Another incredible sky this night! This is Comet NEOWISE (C/2020 F3) over the badlands formations at Dinosaur Provincial Park, Alberta on July 22-23, 2020, with the Big Dipper above. A very active thunderstorm system moving northeastward this night but well to the west of me lights the horizon. Parallel bands of red and green airglow tint the sky, as does the blue of lingering summer twilight. Even with the bright sky the comet’s blue ion tail can be traced up to and past the Bowl of the Big Dipper. This is an exposure blend, with the landscape from a stack of seven exposures from 2.5 to 3.5 minutes long at f/2.8 and ISO 1600, stacked to smooth noise, blended with a single untracked 30-second exposure for the sky at ISO 6400 at f/2, all with the Sigma 24mm lens and Canon EOS Ra camera. The ground is illuminated by starlight and sky light only; no light painting was used here. Topaz DeNoise AI applied to the sky; Sharpen AI applied to the ground. Some light sculpting applied to the ground with a Dodge and Burn layer and a luminosity mask, to make the foreground less flat in lighting.

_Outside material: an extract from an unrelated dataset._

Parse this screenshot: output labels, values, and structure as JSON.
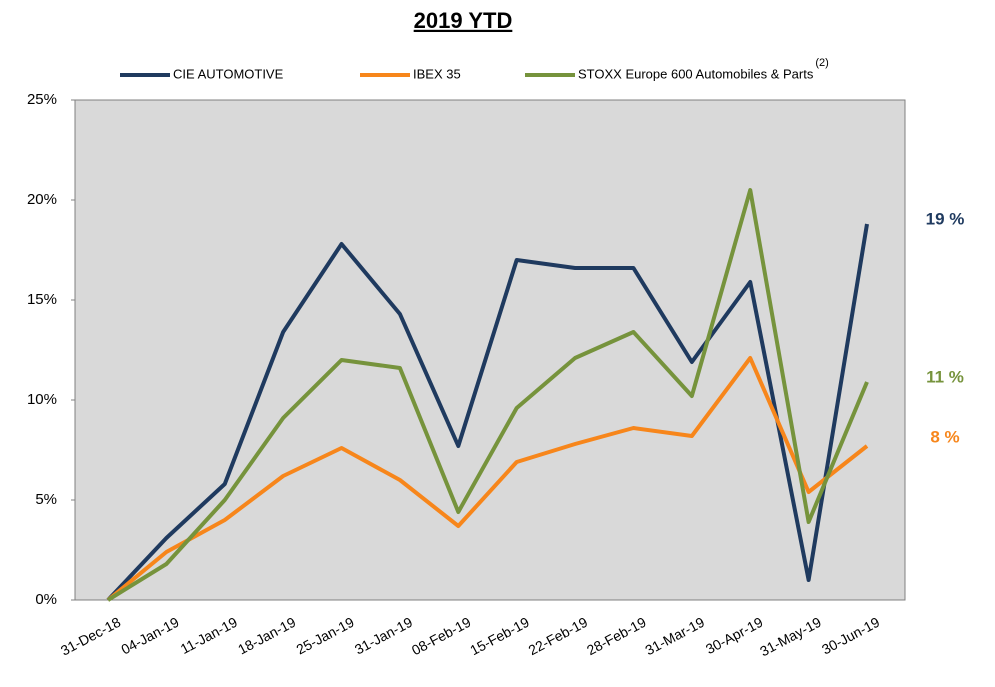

This is Comet NEOWISE (C/2020 F3) over the badlands and formations of Dinosaur Provincial Park, Alberta, on the night of July 14-15, 2020, at about 12:30 am local time with it nearly due north and as low as it got for the night at this latitude of 51° N. A green and magenta aurora colours the northern sky also blue with perpetual summer twilight. Capella is at far right. The comet’s dim blue ion tail is visible here extending some 18° to the top of the frame; the whitish curving dust tail extends about 12° though it becomes lost in the sky still bright with twilight and the aurora this night. This is a classic comet! Very much the dimmer twin of Comet Hale-Bopp from April 1997. This is a blend of 6 exposures for the ground stacked to smooth noise, with a single exposure for the sky, with the 35mm Canon lens and Canon 6D MkII. The ground exposures are 1- and 2-minutes at ISO 1600 and f/2.8, while the single untracked sky exposure was 20 seconds at ISO 3200 and f/2.5. There was no Moon, thus the need to take very long exposures for the ground to reveal details in the landscape here illuminated by just starlight and the faint aurora that was to the north and that was barely visible to the eye. Otherwise the ground would have been a featureless silhouette. So, yes, this image shows much more than the eye could see unaided due to the long exposures, but that’s the point and attraction of astrophotography — to record celestial objects and scenes with more detail than the eye can see. Indeed, any exposure longer than a second is bound to show more than the eye can detect. However, in binoculars the ion tail was barely visible, helped by knowing it was there. But the dust tail could be see to this extent, but in binoculars! However, the comet was still a fine sight naked eye, with an obvious tail about 5° to 6° long to the eye, despite the bright midnight sky. LENR employed in camera on all shots this warm night to remove thermal speckling and colour casts the 6D MkII is prone to. Stacked and masked with Photoshop. Topaz DeNoise AI applied to the sky; Topaz Sharpen applied to the ground, plus a mild touch of ON1 Photo RAW Dynamic Contrast.
A once-in-a-lifetime scene — A panorama of the dawn sky at 4 am on July 14, 2020 from Waterton Lakes National Park, Alberta, Canada with Comet NEOWISE (C/2020 F3) over the iconic Prince of Wales Hotel. Noctilucent clouds glow below the comet in the dawn twilight. Venus is rising right of centre paired with Aldebaran and the Hyades star cluster, while the Pleiades cluster shine above. The waning quarter Moon shines above the Vimy Peak at far right. The Big Dipper is partly visible above the mountain at far left. Capella and the stars of Auriga are at centre. This is an 8-segment panorama with the 35mm Canon lens at f/2.5 for 15 seconds each at ISO 100 with the Canon 6D MkII and stitched with Adobe Camera Raw.